Share your dilemmas and get honest opinions from other Mumsnetters.

To tell the truth?

37 replies

TurnUpTurnip · 01/11/2021 20:02

My children’s father isn’t involved at all and has seen them a handful of times since we split up 5 years ago (in 5 years he has never had them for more than a few hours or even over night his choice) he hasn’t bothered with them since January and the last we heard from him he made it clear he didn’t want to be involved anymore and told me to “only contact him if it’s an emergency” which I have no intention of doing, anyway obviously kids ask questions and I want to be honest with them about why he isn’t around as I don’t want them to idolise him and build up a picture of him in their heads, I always don’t want him coming back in the future trying to twist things, aibu to be truthful when they ask?

OP posts:
Judith0000 · 01/11/2021 20:08

It all depends on what you intend to tell your DC.
How would you word it to them?

Cupcakeschocolate · 01/11/2021 20:10

I think it depends on their ages.

TurnUpTurnip · 01/11/2021 20:10

Obviously I wouldn’t tell them it’s their fault of anything just be clear on the reasons he is not around because he doesn’t want to be and told me not to contact him, (he went into a lot more detail about how he doesn’t responsibility for them and never will etc) rather than lies like he just isn’t able to, working away, busy etc

OP posts:
SummerHouse · 01/11/2021 20:12

I would be as gracious as I could with the truth. It's a horrendous position to be in, through no fault of your own, but if I could find a version of the truth that helps them feel thier father didn't totally abandon them for no reason, I would use it.

Pumpkinsonparade · 01/11/2021 20:13

Sadly some people aren't up to the job of being a parent....
Enough said...

Merryoldgoat · 01/11/2021 20:15

How old are they? I think the truth is generally the best course of action but appropriate to age and the child.

TurnUpTurnip · 01/11/2021 20:16

But I worry with that he could come back and say your mum wouldn’t let me, I tried etc? I had a friend this happened to and the child believed every word of it (I knew for sure it wasn’t true but the child doesn’t believe his mum and believes the dad)
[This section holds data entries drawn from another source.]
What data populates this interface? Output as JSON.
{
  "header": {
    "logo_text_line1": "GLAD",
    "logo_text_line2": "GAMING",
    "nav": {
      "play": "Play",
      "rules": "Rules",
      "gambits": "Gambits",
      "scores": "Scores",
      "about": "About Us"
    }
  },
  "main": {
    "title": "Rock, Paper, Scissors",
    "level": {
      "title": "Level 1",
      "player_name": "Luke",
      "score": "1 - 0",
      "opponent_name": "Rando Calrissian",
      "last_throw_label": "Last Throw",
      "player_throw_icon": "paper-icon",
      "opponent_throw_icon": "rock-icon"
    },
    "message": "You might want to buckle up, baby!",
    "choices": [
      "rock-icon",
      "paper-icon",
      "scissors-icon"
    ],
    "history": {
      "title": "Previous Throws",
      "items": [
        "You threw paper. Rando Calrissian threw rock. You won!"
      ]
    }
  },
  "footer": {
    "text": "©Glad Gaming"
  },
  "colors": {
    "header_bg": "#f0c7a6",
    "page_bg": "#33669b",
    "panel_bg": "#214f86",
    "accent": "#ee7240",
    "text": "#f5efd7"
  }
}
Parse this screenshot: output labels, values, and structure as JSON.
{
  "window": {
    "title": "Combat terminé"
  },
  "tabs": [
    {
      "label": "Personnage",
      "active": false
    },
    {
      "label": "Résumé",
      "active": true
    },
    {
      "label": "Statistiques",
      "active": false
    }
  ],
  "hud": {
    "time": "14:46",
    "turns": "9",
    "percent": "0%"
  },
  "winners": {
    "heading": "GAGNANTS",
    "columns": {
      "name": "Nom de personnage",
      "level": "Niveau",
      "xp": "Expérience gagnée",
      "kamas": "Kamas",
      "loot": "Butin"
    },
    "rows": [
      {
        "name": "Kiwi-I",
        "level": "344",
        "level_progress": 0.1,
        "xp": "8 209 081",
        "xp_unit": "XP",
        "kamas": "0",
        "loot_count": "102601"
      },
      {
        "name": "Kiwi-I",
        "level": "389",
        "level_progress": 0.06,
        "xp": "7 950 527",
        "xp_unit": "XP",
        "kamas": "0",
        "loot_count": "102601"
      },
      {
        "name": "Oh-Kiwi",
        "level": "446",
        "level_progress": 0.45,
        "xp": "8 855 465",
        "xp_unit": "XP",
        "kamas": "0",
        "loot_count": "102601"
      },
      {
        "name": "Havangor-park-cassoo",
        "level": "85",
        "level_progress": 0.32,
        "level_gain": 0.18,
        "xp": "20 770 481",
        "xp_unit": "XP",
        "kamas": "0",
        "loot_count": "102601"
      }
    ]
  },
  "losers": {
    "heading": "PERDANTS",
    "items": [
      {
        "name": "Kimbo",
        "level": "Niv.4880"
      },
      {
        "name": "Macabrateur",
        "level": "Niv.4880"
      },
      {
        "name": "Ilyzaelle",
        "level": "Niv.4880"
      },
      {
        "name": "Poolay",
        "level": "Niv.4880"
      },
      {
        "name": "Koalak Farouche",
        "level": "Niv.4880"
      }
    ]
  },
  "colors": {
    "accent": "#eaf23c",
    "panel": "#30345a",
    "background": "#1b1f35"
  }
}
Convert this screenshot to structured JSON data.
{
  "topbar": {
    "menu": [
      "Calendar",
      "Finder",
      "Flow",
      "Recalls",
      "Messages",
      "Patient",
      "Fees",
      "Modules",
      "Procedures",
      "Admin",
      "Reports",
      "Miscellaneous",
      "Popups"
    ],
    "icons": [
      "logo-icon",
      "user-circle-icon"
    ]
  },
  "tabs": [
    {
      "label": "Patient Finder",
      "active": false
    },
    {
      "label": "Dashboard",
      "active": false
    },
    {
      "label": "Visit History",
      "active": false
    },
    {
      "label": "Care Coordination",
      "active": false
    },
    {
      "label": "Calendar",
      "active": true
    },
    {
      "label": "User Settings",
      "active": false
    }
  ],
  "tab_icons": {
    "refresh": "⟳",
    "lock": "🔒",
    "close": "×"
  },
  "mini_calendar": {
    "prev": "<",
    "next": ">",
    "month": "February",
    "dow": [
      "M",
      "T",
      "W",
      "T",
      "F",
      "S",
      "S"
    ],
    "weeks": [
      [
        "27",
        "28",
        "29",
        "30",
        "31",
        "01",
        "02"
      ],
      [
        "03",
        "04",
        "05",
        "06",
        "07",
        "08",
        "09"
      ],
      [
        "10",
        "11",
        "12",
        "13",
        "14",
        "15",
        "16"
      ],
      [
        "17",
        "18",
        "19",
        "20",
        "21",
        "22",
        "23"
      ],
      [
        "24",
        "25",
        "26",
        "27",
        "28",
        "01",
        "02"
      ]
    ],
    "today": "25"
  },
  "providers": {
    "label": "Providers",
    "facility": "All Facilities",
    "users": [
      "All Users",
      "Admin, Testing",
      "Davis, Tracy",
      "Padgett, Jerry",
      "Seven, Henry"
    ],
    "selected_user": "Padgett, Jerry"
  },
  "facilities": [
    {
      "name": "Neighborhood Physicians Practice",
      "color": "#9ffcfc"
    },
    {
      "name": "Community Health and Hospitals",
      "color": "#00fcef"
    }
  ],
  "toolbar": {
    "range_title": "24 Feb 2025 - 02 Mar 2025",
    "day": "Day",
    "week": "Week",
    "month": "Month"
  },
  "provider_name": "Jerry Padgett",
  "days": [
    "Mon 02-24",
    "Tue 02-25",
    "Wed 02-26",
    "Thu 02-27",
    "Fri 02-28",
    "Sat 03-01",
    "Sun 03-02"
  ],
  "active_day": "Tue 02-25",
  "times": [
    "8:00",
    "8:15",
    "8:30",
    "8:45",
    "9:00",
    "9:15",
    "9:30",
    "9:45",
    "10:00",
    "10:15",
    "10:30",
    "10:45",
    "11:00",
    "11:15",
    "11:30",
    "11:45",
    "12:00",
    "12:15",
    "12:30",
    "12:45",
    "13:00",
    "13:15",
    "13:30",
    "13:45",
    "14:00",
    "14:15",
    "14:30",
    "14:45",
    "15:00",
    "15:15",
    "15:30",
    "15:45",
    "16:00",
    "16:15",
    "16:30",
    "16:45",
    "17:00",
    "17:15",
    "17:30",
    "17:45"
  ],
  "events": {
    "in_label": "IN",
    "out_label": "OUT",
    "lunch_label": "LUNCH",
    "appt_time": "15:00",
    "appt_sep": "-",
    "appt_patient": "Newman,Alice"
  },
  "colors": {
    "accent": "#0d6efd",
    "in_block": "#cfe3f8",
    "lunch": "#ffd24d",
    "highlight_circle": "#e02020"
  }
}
He told me that loads of men don’t see their kids so why should he and that I only want him to see them because I have no family Confused

OP posts:
Couchpotato3 · 01/11/2021 20:17

Can you get something out of him in writing that you can show the kids later if they challenge your version of events?

rrhuth · 01/11/2021 20:17

I was advised to be truthful with a child in a complex situation once, not vitriolic or critical just honest.

So you would say something like 'I don't know why he can't be around but he asked me not to contact him'.

Pumpkinsonparade · 01/11/2021 20:19

My dd's df came back after 20 years!! First thing she told him was not to bother blaming me for him not seeing her... He walked away when she was 2. Tried to blag his way back at 7...he claimed her had searched for 20 years... His db found her in 2o mins via fb!! Dc aren't daft op.

RedCarsGoFaster · 01/11/2021 20:20

It needs to be age appropriate - children will immediately blame themselves, and it could really do them some long term damage. Have a good think about what is best to actually tell them for their own benefit.

TurnUpTurnip · 01/11/2021 20:20

I still have the texts and emails so definitely have evidence of it

OP posts:
Merryoldgoat · 01/11/2021 20:21

How did he tell you he wasn’t interested? Phone? Text? Email?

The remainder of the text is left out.